Whenever I finish a term, my plan is to wrap it up with three final closing posts: Conservative Victories, Voting Patterns, and Mega Colossal Retrospective Bonanza! The purposes of each will be explained at the beginning of each.
In legal academia, it’s common to hear unsubstantiated claims thrown around that the Rehnquist Court represented an era of swaggering doctrinaire conservatism (one hears the same charges leveled against the Roberts Court). Because I review every single decision in a term, I have the ability to test these claims, and discover on a purely empirical basis just how conservative or liberal the Court really was. In “Conservative Victories,” I will list and describe every decision in a term which could plausibly be cited as an example of swaggering doctrinaire conservatism.
I now set out my methodology. I collect every case which had at least some substantive portion of the decision not joined by any of the following Justices: Brennan, Marshall, Blackmun, Stevens, Souter, Ginsburg, Breyer, Sotomayor, and Kagan. An exception will be made for the first three terms of Souter (October Terms, 1990 – 1992), because he was still a moderate throughout that period. By the time October Term, 1993 began though, he was plainly allied with the liberals. In any event, it’s my belief that any ruling joined by one of these nine Justices cannot really be described as doctrinaire or activist conservatism.
Admittedly, this is a somewhat imperfect methodology. In the late 1980s especially, Blackmun and Stevens were still prone to occasionally cast what appear to be pretty conservative votes. But this is my system, and I’m sticking with it.
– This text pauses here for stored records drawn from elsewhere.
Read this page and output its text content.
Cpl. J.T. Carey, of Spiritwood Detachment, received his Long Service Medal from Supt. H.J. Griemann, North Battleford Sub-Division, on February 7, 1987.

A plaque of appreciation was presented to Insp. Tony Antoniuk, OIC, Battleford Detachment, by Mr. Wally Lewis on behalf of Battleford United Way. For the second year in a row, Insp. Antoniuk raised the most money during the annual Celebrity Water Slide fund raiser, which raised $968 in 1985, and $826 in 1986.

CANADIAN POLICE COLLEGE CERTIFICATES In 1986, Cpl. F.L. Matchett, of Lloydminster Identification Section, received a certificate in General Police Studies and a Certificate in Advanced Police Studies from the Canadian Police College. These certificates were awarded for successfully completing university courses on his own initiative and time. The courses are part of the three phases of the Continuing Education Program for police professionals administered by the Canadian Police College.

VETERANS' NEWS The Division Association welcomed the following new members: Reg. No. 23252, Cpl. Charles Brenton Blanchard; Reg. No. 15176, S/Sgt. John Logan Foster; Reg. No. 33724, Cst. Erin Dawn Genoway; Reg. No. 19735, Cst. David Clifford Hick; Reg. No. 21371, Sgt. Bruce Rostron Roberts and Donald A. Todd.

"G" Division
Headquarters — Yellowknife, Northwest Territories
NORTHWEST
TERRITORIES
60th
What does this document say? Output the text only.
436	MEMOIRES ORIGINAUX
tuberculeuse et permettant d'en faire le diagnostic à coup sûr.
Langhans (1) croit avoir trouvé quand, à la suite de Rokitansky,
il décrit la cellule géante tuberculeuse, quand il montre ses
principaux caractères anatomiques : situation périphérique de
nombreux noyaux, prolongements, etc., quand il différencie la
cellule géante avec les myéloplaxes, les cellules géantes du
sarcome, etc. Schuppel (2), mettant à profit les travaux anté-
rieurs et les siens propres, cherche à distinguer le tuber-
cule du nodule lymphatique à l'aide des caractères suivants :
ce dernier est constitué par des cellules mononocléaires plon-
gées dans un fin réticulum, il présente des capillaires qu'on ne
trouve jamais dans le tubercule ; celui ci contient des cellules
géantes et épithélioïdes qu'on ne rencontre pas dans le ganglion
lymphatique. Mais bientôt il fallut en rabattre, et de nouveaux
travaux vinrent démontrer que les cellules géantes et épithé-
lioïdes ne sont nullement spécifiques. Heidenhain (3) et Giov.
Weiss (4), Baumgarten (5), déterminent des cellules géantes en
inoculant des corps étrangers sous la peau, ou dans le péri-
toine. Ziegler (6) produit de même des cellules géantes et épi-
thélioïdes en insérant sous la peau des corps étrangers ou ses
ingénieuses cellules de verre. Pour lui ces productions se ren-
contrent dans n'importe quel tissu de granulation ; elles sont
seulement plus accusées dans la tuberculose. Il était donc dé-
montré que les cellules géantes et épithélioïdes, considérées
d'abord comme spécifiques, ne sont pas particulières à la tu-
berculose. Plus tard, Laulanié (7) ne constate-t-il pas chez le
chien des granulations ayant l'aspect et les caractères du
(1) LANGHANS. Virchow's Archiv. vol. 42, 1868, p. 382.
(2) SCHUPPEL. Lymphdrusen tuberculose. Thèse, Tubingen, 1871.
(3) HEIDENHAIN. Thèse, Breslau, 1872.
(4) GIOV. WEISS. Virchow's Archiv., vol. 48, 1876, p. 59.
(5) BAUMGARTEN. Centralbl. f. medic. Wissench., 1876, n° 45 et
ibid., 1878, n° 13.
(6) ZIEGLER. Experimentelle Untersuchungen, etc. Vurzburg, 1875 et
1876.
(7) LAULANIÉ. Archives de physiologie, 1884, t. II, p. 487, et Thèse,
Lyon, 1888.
Anyone who believes the list of conservative conquests should be much broader remains free to create their own methodology and lists.
Total Victories: 24 (14.9%)
Colorado v. Connelly – Criminal prosecutors can prove that a defendant waived his Miranda rights by a preponderance of the evidence standard (i.e. a ‘more likely than not’ standard).
International Paper Co. v. Ouellette – The Clean Water Act pre-empts state environmental nuisance suits, unless the pollution actually originated from the state whose law is used.
California v. Brown – Before a jury deliberates over the sentence in a capital case, it may be instructed not to be swayed by “mere sentiment, conjecture, sympathy,” or other irrelevant factors.
Newton v. Rumery – Deals where criminal charges are dropped in exchange for the accused’s promise not to file a 1983 civil rights action against the police afterward are not per se invalid.
O’Connor v. Ortega – In a government work environment, warrantless ‘special needs’ searches of an employee’s office space are not per se unreasonable.
Pennzoil Co. v. Texaco Inc. – In accordance with the Younger doctrine, federalism demands that federal courts must not interfere with state courts enforcing their civil judgments, such as Texaco being ordered to pay $11 billion by a Texas court.
Tison v. Arizona – A criminal defendant may be sentenced to death when he participates in a felony that ends with a co-conspirator independently committing a homicide, provided that he demonstrates reckless indifference to human life during this participation.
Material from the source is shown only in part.